Apple on Wednesday released a software update to fix a problem that enabled its mobile devices to collect and store customers' location data, making good on a promise it made last week.
Apple Chief Executive Officer Steve Jobs, who is on medical leave, had promised to adjust the company's mobile software to store less location data after a firestorm broke out over whether Apple was monitoring the whereabouts of its customers.
The update, which is available through its iTunes stores and automatically pops up when an iPhone or iPad is synced, said it "contains changes to the iOS crowd-sourced location database cache."
The company said in the update that the software fix reduces the size of the location storage, ensures that the device no longer backs the location information in iTunes, and enables the iPhone or iPad to stop collecting data when Location Services is turned off.
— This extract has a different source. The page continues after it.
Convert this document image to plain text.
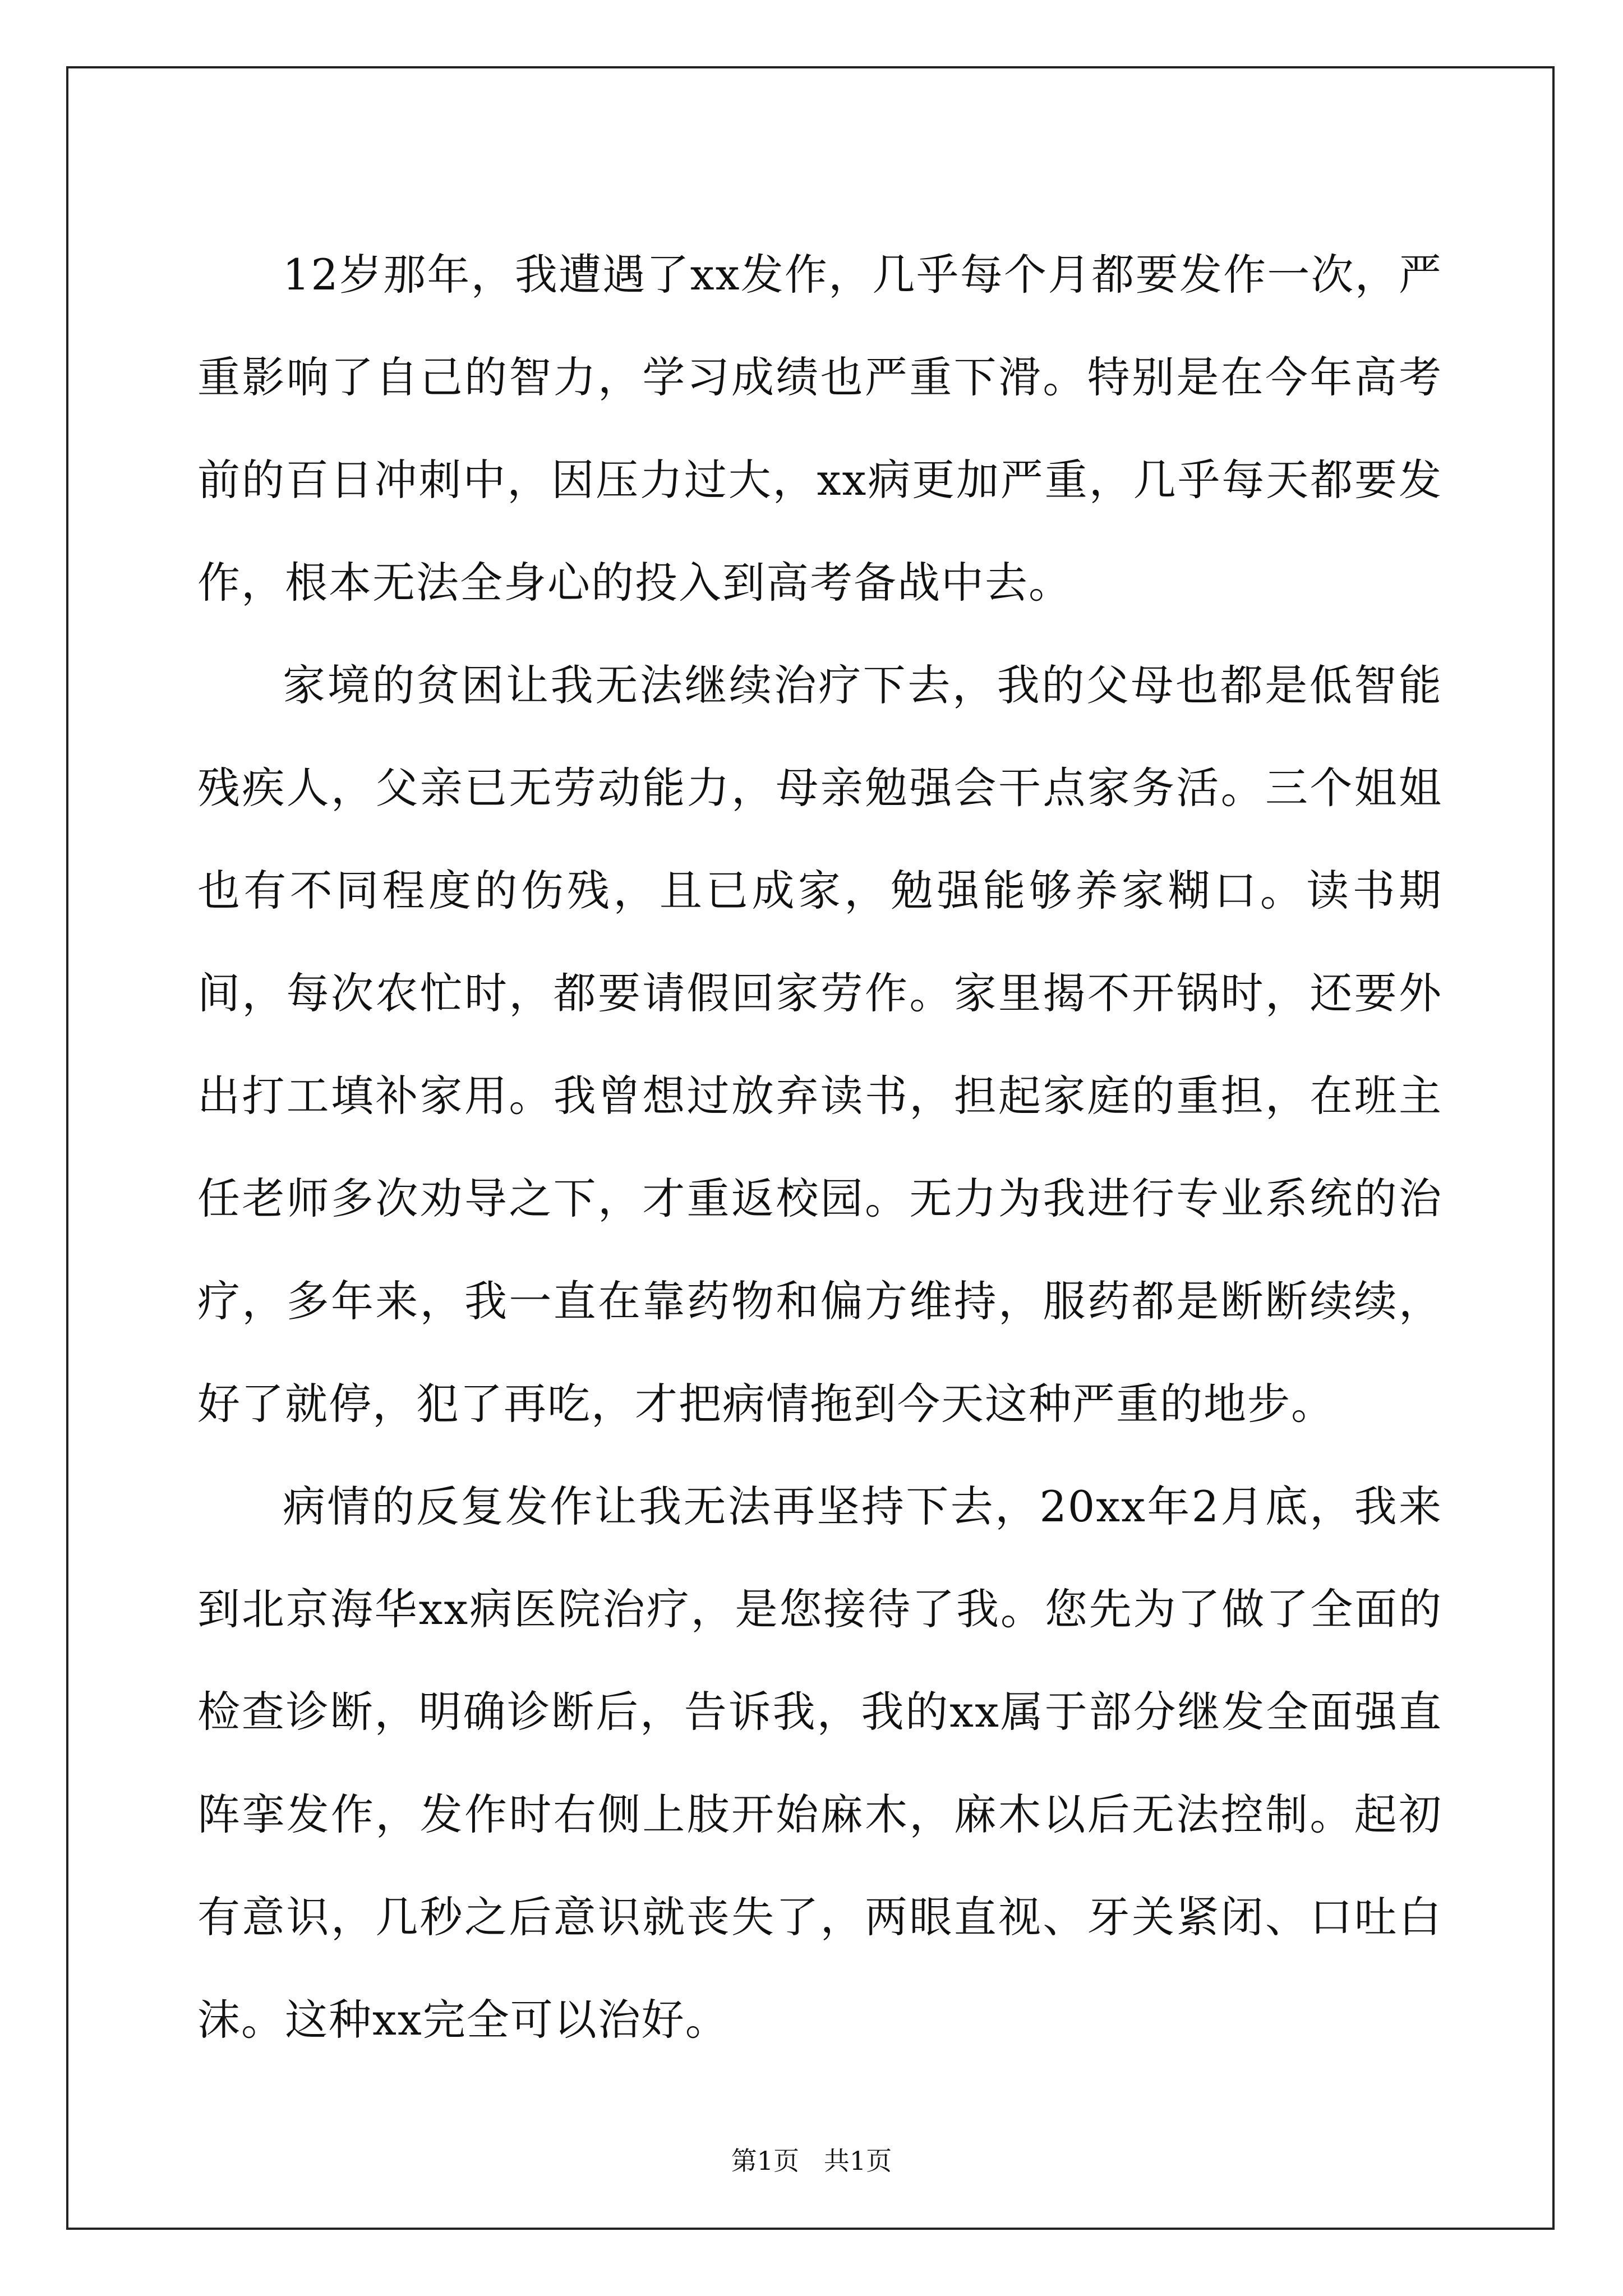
12岁那年，我遭遇了xx发作，几乎每个月都要发作一次，严重影响了自己的智力，学习成绩也严重下滑。特别是在今年高考前的百日冲刺中，因压力过大，xx病更加严重，几乎每天都要发作，根本无法全身心的投入到高考备战中去。

家境的贫困让我无法继续治疗下去，我的父母也都是低智能残疾人，父亲已无劳动能力，母亲勉强会干点家务活。三个姐姐也有不同程度的伤残，且已成家，勉强能够养家糊口。读书期间，每次农忙时，都要请假回家劳作。家里揭不开锅时，还要外出打工填补家用。我曾想过放弃读书，担起家庭的重担，在班主任老师多次劝导之下，才重返校园。无力为我进行专业系统的治疗，多年来，我一直在靠药物和偏方维持，服药都是断断续续，好了就停，犯了再吃，才把病情拖到今天这种严重的地步。

病情的反复发作让我无法再坚持下去，20xx年2月底，我来到北京海华xx病医院治疗，是您接待了我。您先为了做了全面的检查诊断，明确诊断后，告诉我，我的xx属于部分继发全面强直阵挛发作，发作时右侧上肢开始麻木，麻木以后无法控制。起初有意识，几秒之后意识就丧失了，两眼直视、牙关紧闭、口吐白沫。这种xx完全可以治好。

第1页   共1页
Apple's software update comes ahead of a U.S. senate subcommittee hearing on mobile privacy on May 10. Representatives from both Apple and Google Inc have agreed to testify at the hearing.
Concerns about tracking came to a head earlier this month when two computer programmers presented research showing the iPhone was logging locations.
Apple has denied that it was tracking the movements of its iPhone customers but has acknowledged that it does keep a database of nearby Wi-Fi hotspots and cell towers.
This has raised concerns from privacy advocates, who say the process would make it possible, for instance, for someone with access to a person's computer to retrieve information about their movements.